Local News

Gun violence continues to plague Durham, which looks for help from within and outside

In what has become a too familiar refrain, Durham leaders on Thursday bemoaned a rising tide of gun violence in the city and called for help to quell it.

Posted Updated

Sarah Krueger
, WRAL Durham reporter, & Matthew Burns, WRAL.com senior producer/politics editor
DURHAM, N.C. — In what has become a too familiar refrain, Durham leaders on Thursday bemoaned a rising tide of gun violence in the city and called for help to quell it.

So far this year, 823 shootings have been reported in Durham, a 42 percent jump from a year ago. The number of people wounded in those shootings has almost doubled, from 130 to 250, although the number killed has dropped slightly, from 29 to 24.

Forty-two of those hurt in shootings this year are 17 or younger, including 15-year-old Anthony Adams, who was killed Sunday in a drive-by shooting downtown.

"This loss of life, this gun violence, all gun violence is absolutely unacceptable in Durham," Mayor Steve Schewel said at a news conference. "Every time there is a gunshot wound here in the Bull City, it doesn't just tear into the body of the wounded. It tears into their family, into their neighborhood and into our entire community."

Schewel said he has full confidence in Police Chief C.J. Davis and the police department's efforts to fight the violence, citing several steps the department has taken recently, including having a special task force investigate gun crimes and getting information out to officers on patrol more quickly.

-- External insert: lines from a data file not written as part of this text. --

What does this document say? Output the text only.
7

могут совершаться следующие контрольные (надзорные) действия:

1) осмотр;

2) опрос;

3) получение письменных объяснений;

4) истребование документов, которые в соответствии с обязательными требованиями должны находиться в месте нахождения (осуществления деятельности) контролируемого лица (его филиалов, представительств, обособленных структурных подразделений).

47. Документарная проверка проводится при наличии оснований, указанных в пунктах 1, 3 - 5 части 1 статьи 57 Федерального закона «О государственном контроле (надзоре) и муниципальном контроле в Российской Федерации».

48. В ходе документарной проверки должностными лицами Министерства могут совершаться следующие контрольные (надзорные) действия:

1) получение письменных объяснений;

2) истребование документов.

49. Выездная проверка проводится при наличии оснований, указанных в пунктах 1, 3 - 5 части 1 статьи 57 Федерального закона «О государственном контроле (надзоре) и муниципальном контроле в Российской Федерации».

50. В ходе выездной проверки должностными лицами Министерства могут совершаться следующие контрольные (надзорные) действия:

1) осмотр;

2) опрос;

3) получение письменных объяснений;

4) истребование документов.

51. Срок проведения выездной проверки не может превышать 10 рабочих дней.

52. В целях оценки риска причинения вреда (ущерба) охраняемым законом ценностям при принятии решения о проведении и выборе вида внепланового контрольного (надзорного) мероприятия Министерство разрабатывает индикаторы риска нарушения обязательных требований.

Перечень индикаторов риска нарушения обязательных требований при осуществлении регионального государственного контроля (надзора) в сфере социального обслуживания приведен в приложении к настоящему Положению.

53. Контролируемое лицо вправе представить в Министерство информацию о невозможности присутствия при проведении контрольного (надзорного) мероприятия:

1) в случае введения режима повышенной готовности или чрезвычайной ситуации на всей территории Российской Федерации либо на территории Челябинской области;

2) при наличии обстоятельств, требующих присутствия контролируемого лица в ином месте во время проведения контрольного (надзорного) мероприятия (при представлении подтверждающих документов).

"We can’t do this by ourselves," Davis said. "We are just one cog in the wheel, and we are at the end of the process when it comes to the criminal justice system. There is much work to be done at the grassroots level that deals with the root causes of crime."

Schewel urged the General Assembly to enact more gun control legislation, such as universal background checks, a "red flag" law to temporarily take firearms away from people deemed to pose a danger to themselves or others and allowing cities to prohibit carrying weapons in restaurants, bars and parks.

"As long as guns are available in [large] quantities and as long as they are easily available to anyone who wants a gun, we are not gong to be able to end gun violence," he said.

He also encouraged local businesses to provide internships to teens to give them options other than becoming involved with a street gang and said the city and Durham County need to expand recreational opportunities and mental health services.

"It can't be just the police department. The work is too great for us to be able to handle on our own by just arresting individuals," Davis said. "We can't arrest crime away."

Both the mayor and Davis pinned much of the violence on gang members fighting among themselves – catching innocent residents in the crossfire.

"Many of the shootings that occur in the city are being committed by a small number of individuals," Davis said.

Z'Yon Person was one of those innocents. The 9-year-old was killed last year while riding in his aunt's car to get ice cream, and a prosecutor said this week that a gang member bent on retaliation mistook the aunt's SUV for a rival's vehicle.

Sandra Person said Thursday that she feels little has changed in the 15 months since her grandson died.

"I don’t know what has to be really done, but something seriously needs to be done because Z’Yon is not the only life that was lost in all this gun violence," Person said. "We need things for kids to do to keep them busy, but we have to start in the streets first, and people have to open up their mouths."

Both she and her husband said Durham needs more police officers focused on breaking up gangs.

"I think the city of Durham, they need more gun control as far as more gang task forces. They also need to bring back the money for guns [buyback program]," Gary Person said.

The Durham City Council rejected Davis' request last summer for more gang officers, a move that retired deputy chief Larry Smith said will make it harder for the police department to recruit new officers.

"When the chief comes out and asks for more officers and it’s denied, those things tell the officers, listen, some of the council is just not interested in supporting you in what you do," said Smith, who serves as a spokesman for the Durham Fraternal Order of Police. "I personally think what would have an immediate effect on crime is getting the officers you do have to be more proactive again, and that’s really going to require a council, quite frankly, that is willing to come out and support officers and say, 'We have a real problem right now.'"

David said her team is trying to work with the resources they have to address the violence as best as they can while also meeting Durham's other needs.

"We would love to see the police department be put out of business, but we are very busy these days," she said.